筆のタッチが使えるところが、利点ですが、生地のぬらし具合が簡単ではありません‥

‥職人技です。


2010/03/23

ローケツの技法 その1

あちらこちらに話がとびますが、誰も手がけなくなったローケツのテクニックの事、心覚えに書いておきます。昭和30年代の職人さんは、それぞれに工夫して、独自のやりかたを開発されていました。その一つとしてまずチャンチンを紹介します。持ち手のさきに小さな口のついた金属の容器をつけてその中の蝋を平均にたらせるようにした道具をチャンチンといいます。

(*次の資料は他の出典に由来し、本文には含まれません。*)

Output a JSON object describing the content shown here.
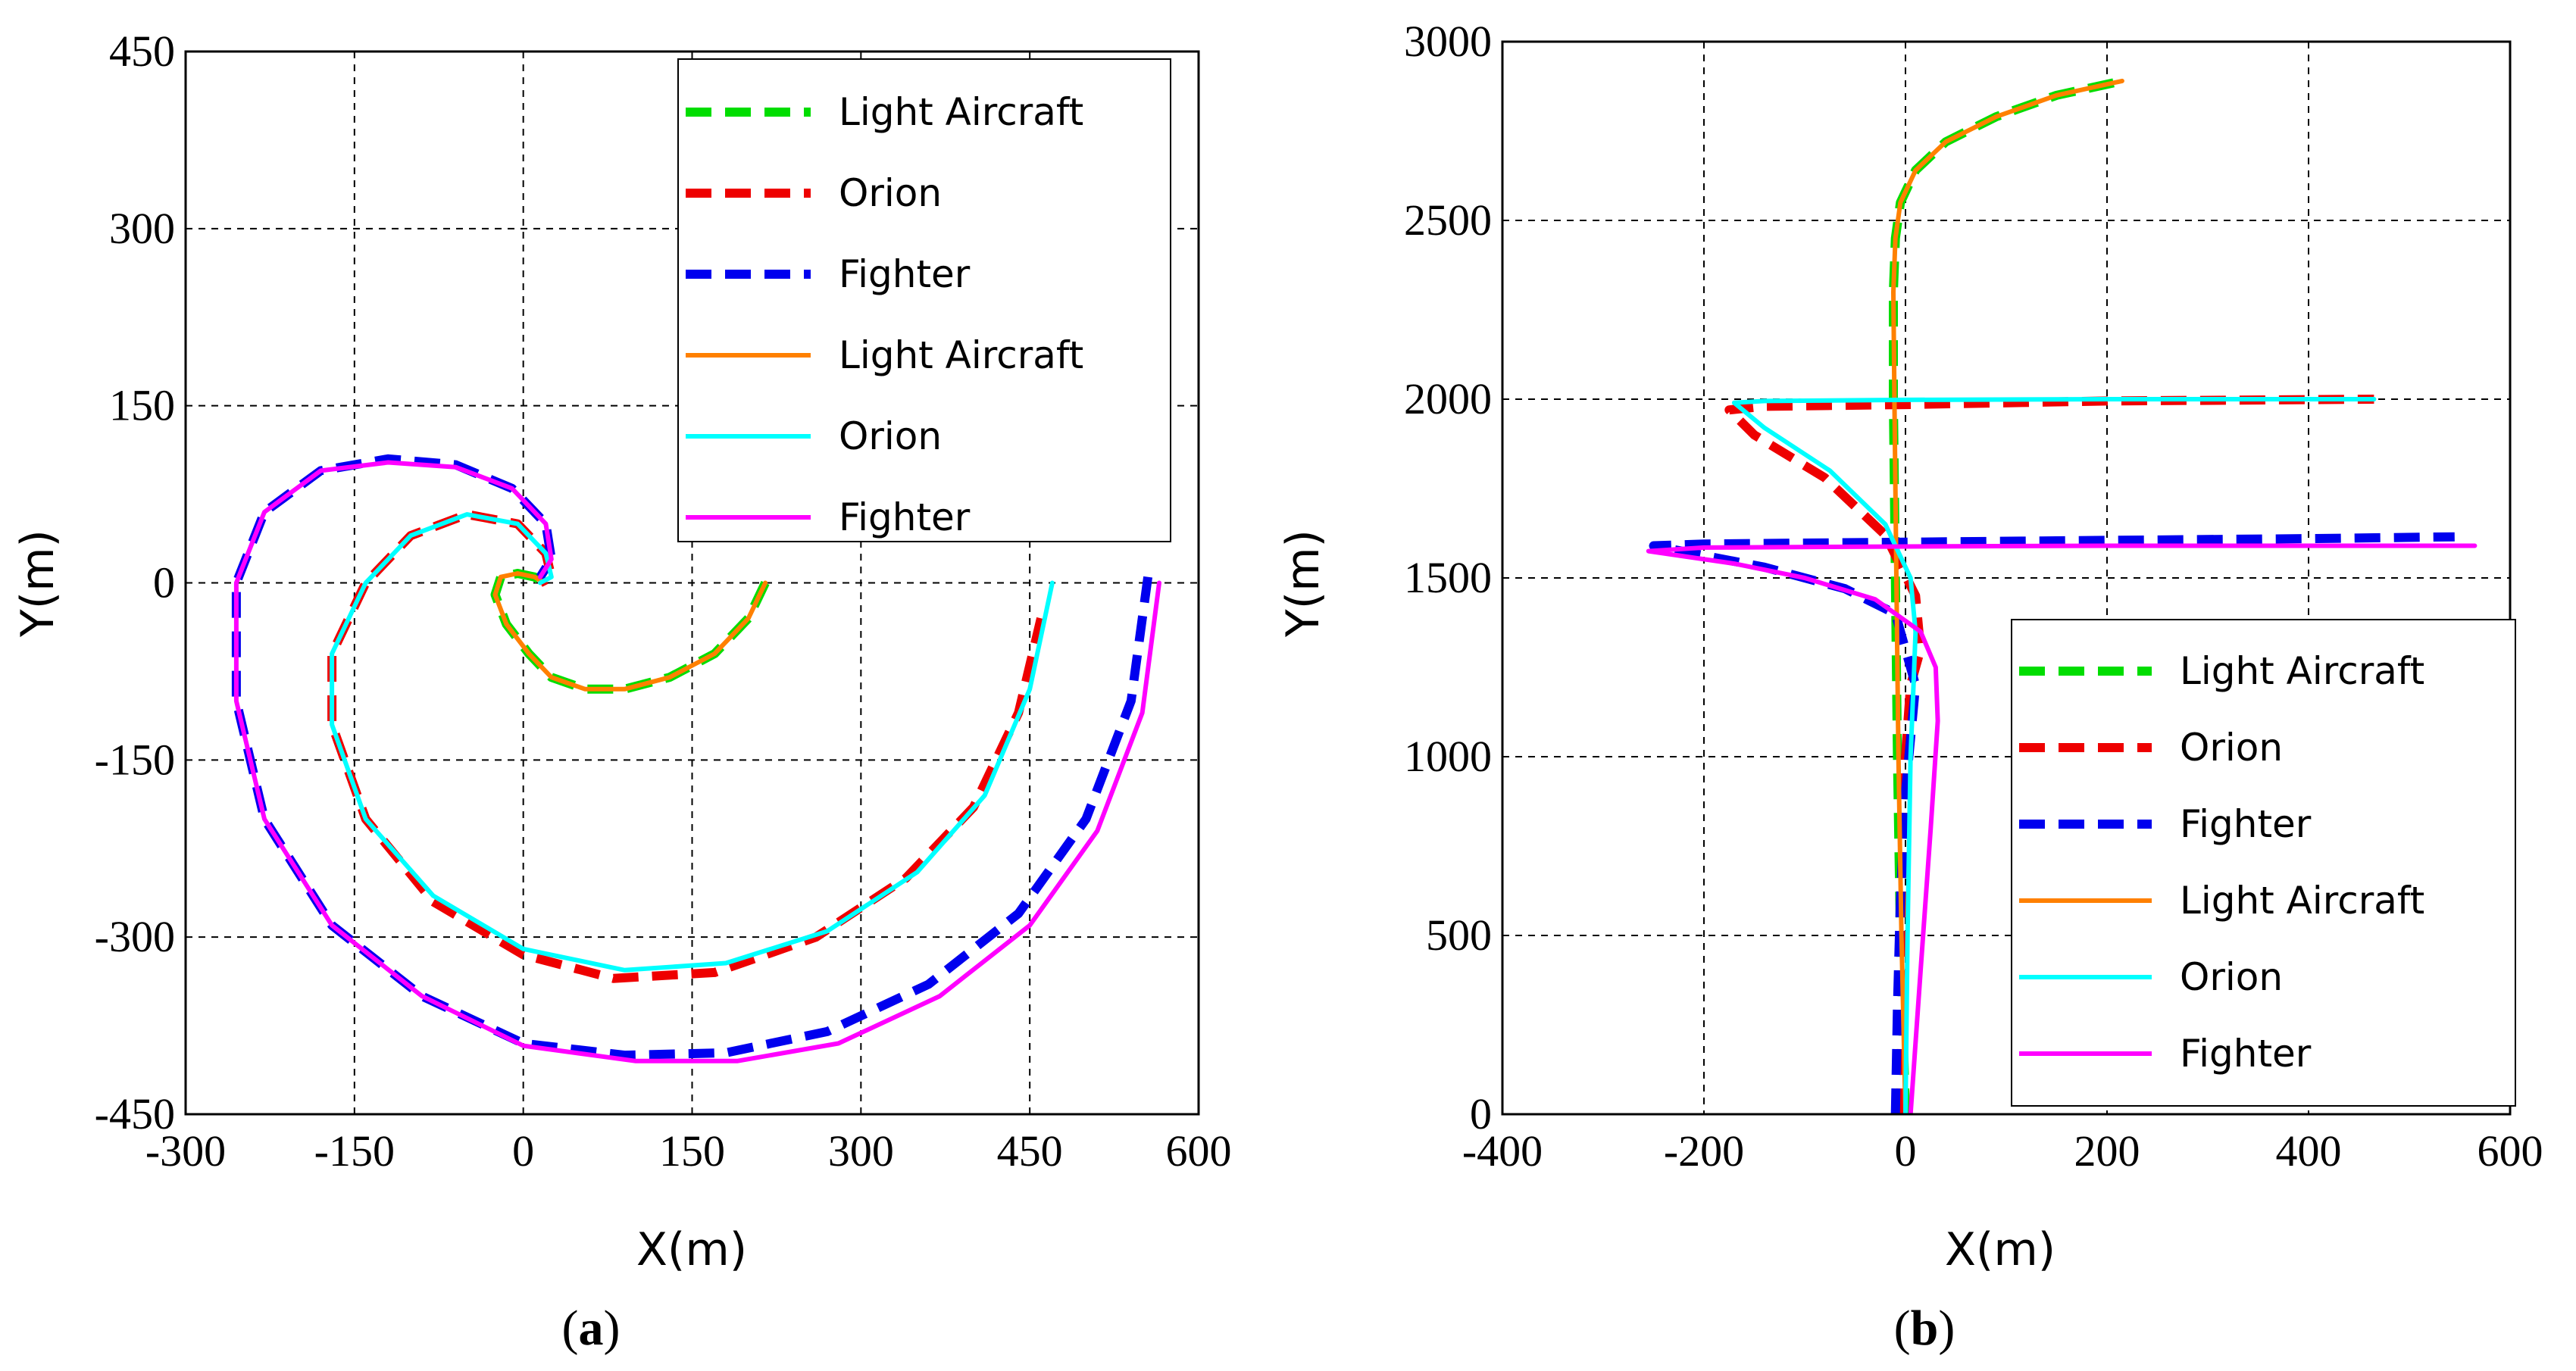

その方はその金属容器のまわりにニクロム線をまきつけて蝋が冷えない工夫をし、さらに枠場の「ころ」に正対してすわって、「ころ」にハンドルをつけて回すことで縞をひけるように工夫されていました。生地の全面に蝋の縞が入った着尺は、蝋のかぶりも面白くとても味わい深いものでした。

2010/03/17

やっと型のアップが出来ました。

第一回目のアップは10枚 早春に因んだ柄を選びました。それぞれ適当に名前をつけましたので、もし「こんなん違うやろ」というご意見がありましたら、どうぞご教授下さいませ。

付け足しをいくつか 
  
  二番目の蕨割付松柄の外側には朱角印で南埼玉 須賀村 紺善 の判があります。
  
  三番目の蕨柄 ∧ヶ 渡邊 の朱角印が入っています。
  
  四番目の柄は 桜のなかに烏帽子・刀・藁草履・傘・拍子木・桶・茶釜 等など何かの  物語を表現していると思うのですが... 
  
  七番目の梅1の柄には 釜忠 の墨書が入っています。
  
  十番目の石蕗ヨロケ縞には 日野屋喜八と墨書があります。

             ......慣れないことしてくたびれました......
 

2010/02/24

ここから始まります

「知る者は言わず。言う者は知らず」という老子様の言葉にもかかわらず、この様なことを始めたのは、和装がどんどんすたれてきて、もうすぐにっちもさっちも行かなくなる という危機感にとらわれてのことです。戦前 型染めから出て加工(手描き)も手がけ、複合加工もいろいろ手がけてきたこの店の技法・柄など少しでも残ってくれればと思っています。